Five top German Automakers have carefully coordinated their activities for years in violation of a host of anti-Cartel laws, a report last month by the magazine Der Spiegel revealed.

Volkswagen, Daimler, BMW, and Volkswagen group subsidiaries Audi and Porsche “engaged in anti-competitive behavior,” Der Spiegel said, quoting a statement to German authorities prepared by Volkswagen. The statement did not specify when the cooperation among the supposed industry rivals began, but said it had been going on “at least since the 1990s.”

The magazine said that Volkswagen and Daimler both provided details to investigators in hopes of reducing the eventual legal penalties the companies face.

Under German law, the first participant in illegal activity to cooperate with authorities is entitled to lesser punishment. With each of the companies potentially facing billions of euros in fines and other sanctions, Volkswagen also asked the authorities for smaller penalties against its Audi and Porsche subsidiaries, Der Spiegel reported.

1,000 meetings

The five automakers conducted more than 1,000 meetings in the past five years, Volkswagen told authorities. The meetings were carried out by about 60 working groups comprising representatives of each of the companies, and addressed virtually every aspect of their business. One mundane example provided by Der Spiegel to illustrate how detailed the collusion between the manufacturers was is the fact that none of the convertibles produced by them can open or close its top at speeds above 30 miles per hour – this was agreed by the five automakers to prevent an “arms race” in technical specifications.

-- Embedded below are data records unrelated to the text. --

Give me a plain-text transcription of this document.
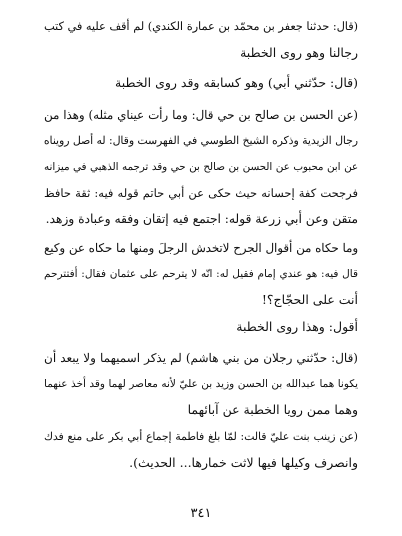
(قال: حدثنا جعفر بن محمّد بن عمارة الكندي) لم أقف عليه في كتب
رجالنا وهو روى الخطبة
(قال: حدّثني أبي) وهو كسابقه وقد روى الخطبة
(عن الحسن بن صالح بن حي قال: وما رأت عيناي مثله) وهذا من
رجال الزيدية وذكره الشيخ الطوسي في الفهرست وقال: له أصل رويناه
عن ابن محبوب عن الحسن بن صالح بن حي وقد ترجمه الذهبي في ميزانه
فرجحت كفة إحسانه حيث حكى عن أبي حاتم قوله فيه: ثقة حافظ
متقن وعن أبي زرعة قوله: اجتمع فيه إتقان وفقه وعبادة وزهد.
وما حكاه من أقوال الجرح لاتخدش الرجلَ ومنها ما حكاه عن وكيع
قال فيه: هو عندي إمام فقيل له: انّه لا يترحم على عثمان فقال: أفتترحم
أنت على الحجّاج؟!
أقول: وهذا روى الخطبة
(قال: حدّثني رجلان من بني هاشم) لم يذكر اسميهما ولا يبعد أن
يكونا هما عبدالله بن الحسن وزيد بن عليّ لأنه معاصر لهما وقد أخذ عنهما
وهما ممن رويا الخطبة عن آبائهما
(عن زينب بنت عليّ قالت: لمّا بلغ فاطمة إجماع أبي بكر على منع فدك
وانصرف وكيلها فيها لاثت خمارها... الحديث).
٣٤١
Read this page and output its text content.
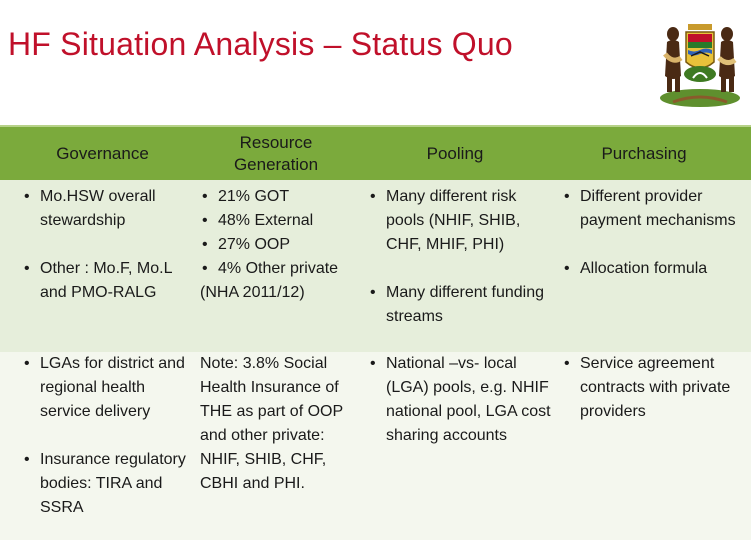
HF Situation Analysis – Status Quo
Governance
Resource Generation
Pooling	Purchasing
• Mo.HSW overall stewardship
• Other : Mo.F, Mo.L and PMO-RALG
• 21% GOT
• 48% External
• 27% OOP
• 4% Other private
(NHA 2011/12)
• Many different risk pools (NHIF, SHIB, CHF, MHIF, PHI)
• Many different funding streams
• Different provider payment mechanisms
• Allocation formula
• LGAs for district and regional health service delivery
• Insurance regulatory bodies: TIRA and SSRA
Note: 3.8% Social Health Insurance of THE as part of OOP and other private: NHIF, SHIB, CHF, CBHI and PHI.
• National –vs- local (LGA) pools, e.g. NHIF national pool, LGA cost sharing accounts
• Service agreement contracts with private providers
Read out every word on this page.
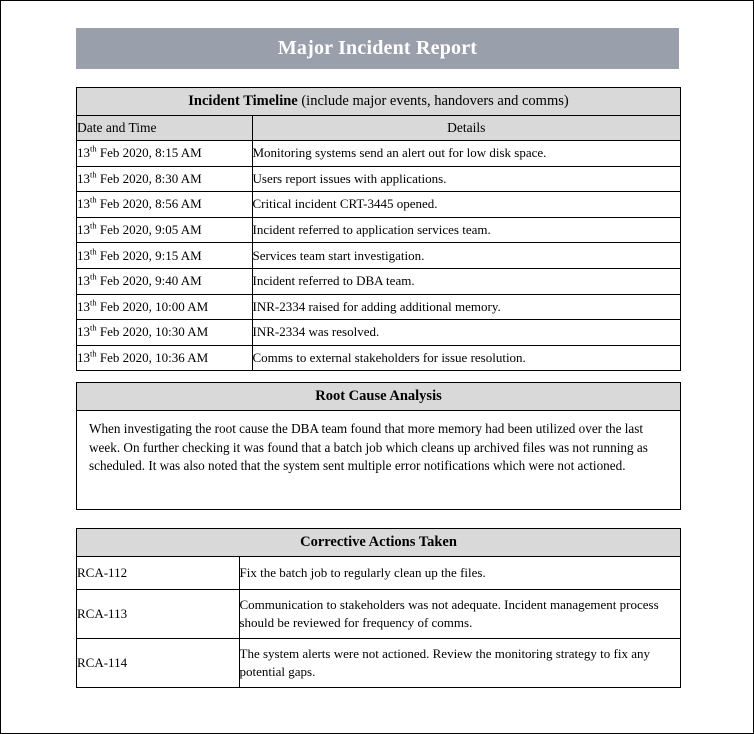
Major Incident Report
Incident Timeline (include major events, handovers and comms)	
Date and Time	Details
13th Feb 2020, 8:15 AM	Monitoring systems send an alert out for low disk space.
13th Feb 2020, 8:30 AM	Users report issues with applications.
13th Feb 2020, 8:56 AM	Critical incident CRT-3445 opened.
13th Feb 2020, 9:05 AM	Incident referred to application services team.
13th Feb 2020, 9:15 AM	Services team start investigation.
13th Feb 2020, 9:40 AM	Incident referred to DBA team.
13th Feb 2020, 10:00 AM	INR-2334 raised for adding additional memory.
13th Feb 2020, 10:30 AM	INR-2334 was resolved.
13th Feb 2020, 10:36 AM	Comms to external stakeholders for issue resolution.
Root Cause Analysis
When investigating the root cause the DBA team found that more memory had been utilized over the last week. On further checking it was found that a batch job which cleans up archived files was not running as scheduled. It was also noted that the system sent multiple error notifications which were not actioned.
Corrective Actions Taken	
RCA-112	Fix the batch job to regularly clean up the files.
RCA-113	Communication to stakeholders was not adequate. Incident management process should be reviewed for frequency of comms.
RCA-114	The system alerts were not actioned. Review the monitoring strategy to fix any potential gaps.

The automakers were also clearly aware that what they were doing was a violation of anti-cartel and competition regulations, Der Spiegel explained, pointing out several instances in the Volkswagen disclosure where legal experts working for the companies expressed concerns, and even prevented some actions by the manufacturers.

Other matters the automakers agreed on included technical details of things like braking systems and safety equipment, parts and components suppliers, and pricing, the report said.

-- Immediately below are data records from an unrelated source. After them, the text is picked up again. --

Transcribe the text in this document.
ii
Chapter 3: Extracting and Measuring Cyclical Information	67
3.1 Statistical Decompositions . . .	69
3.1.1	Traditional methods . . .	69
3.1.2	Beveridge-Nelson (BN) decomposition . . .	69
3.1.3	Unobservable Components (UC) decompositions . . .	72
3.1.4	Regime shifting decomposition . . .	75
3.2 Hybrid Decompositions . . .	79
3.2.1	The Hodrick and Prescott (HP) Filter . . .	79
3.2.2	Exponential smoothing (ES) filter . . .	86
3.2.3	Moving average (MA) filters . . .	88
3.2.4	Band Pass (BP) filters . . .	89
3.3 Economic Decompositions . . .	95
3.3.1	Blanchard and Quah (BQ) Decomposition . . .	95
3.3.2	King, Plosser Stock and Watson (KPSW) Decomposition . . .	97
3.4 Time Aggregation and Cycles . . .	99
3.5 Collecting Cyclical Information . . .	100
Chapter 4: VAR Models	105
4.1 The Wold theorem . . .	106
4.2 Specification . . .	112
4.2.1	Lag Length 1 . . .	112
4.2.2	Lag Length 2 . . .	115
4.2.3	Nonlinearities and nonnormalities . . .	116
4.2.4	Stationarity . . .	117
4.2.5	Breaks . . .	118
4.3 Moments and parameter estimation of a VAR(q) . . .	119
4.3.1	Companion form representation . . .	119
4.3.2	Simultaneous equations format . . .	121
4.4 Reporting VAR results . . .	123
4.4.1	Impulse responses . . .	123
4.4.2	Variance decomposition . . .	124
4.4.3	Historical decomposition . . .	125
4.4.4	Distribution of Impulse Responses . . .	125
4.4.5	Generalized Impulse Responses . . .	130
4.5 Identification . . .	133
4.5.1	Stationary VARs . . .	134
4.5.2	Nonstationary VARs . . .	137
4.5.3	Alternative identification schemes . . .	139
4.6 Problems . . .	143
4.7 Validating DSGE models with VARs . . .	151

Source of the ‘Dieselgate’ scandal

The report makes it clear that the cartel was the source of the scandal that erupted last year when it was discovered Volkswagen had installed software to cheat emissions tests of its diesel engine equipped cars.

The controversy began when the five automakers agreed to limit the size of the “AdBlue” tanks – containers of urea, which helps to reduce nitric oxide emissions when mixed with diesel fuel – in their cars, Der Spiegel explained. Because the cars then could not carry enough of the solution to allow both adequate emissions reduction and reasonable driving range, the software fix first discovered in Volkswagen cars was implemented. It allowed diesel-equipped cars to pass emissions tests by detecting when the engine was being tested and injecting more of the urea solution, while reducing it to extend driving range at other times. As a result, engines configured with the software produce more nitric oxide emissions than advertised.

Volkswagen has been forced to recall and repair hundreds of thousands of its vehicles because of the emissions cheat, and has been hit with billions in fines in both the US and Europe. The scandal had a significant impact on Volkswagen’s sales; it was replaced as the world’s largest automaker by Japanese rival Toyota.

The implication of Volkswagen’s disclosure is that all five of the manufacturers likely implemented the same software cheat to skirt emissions regulations. That presumption was reinforced last month when Daimler announced a recall for three million vehicles to fix emissions performance. Audi likewise has issued a similar recall for 850,000 of its diesel-equipped cars.

While the investigation by German authorities is ongoing, the disclosures by Volkswagen and Daimler may also trigger new inquiries in the European Union and the US, the biggest market for all five of the cartel members. The Der Spiegel report also noted that all five of the manufacturers refused to answer questions about the cartel, in spite of Volkswagen’s and Daimler’s cooperation with authorities.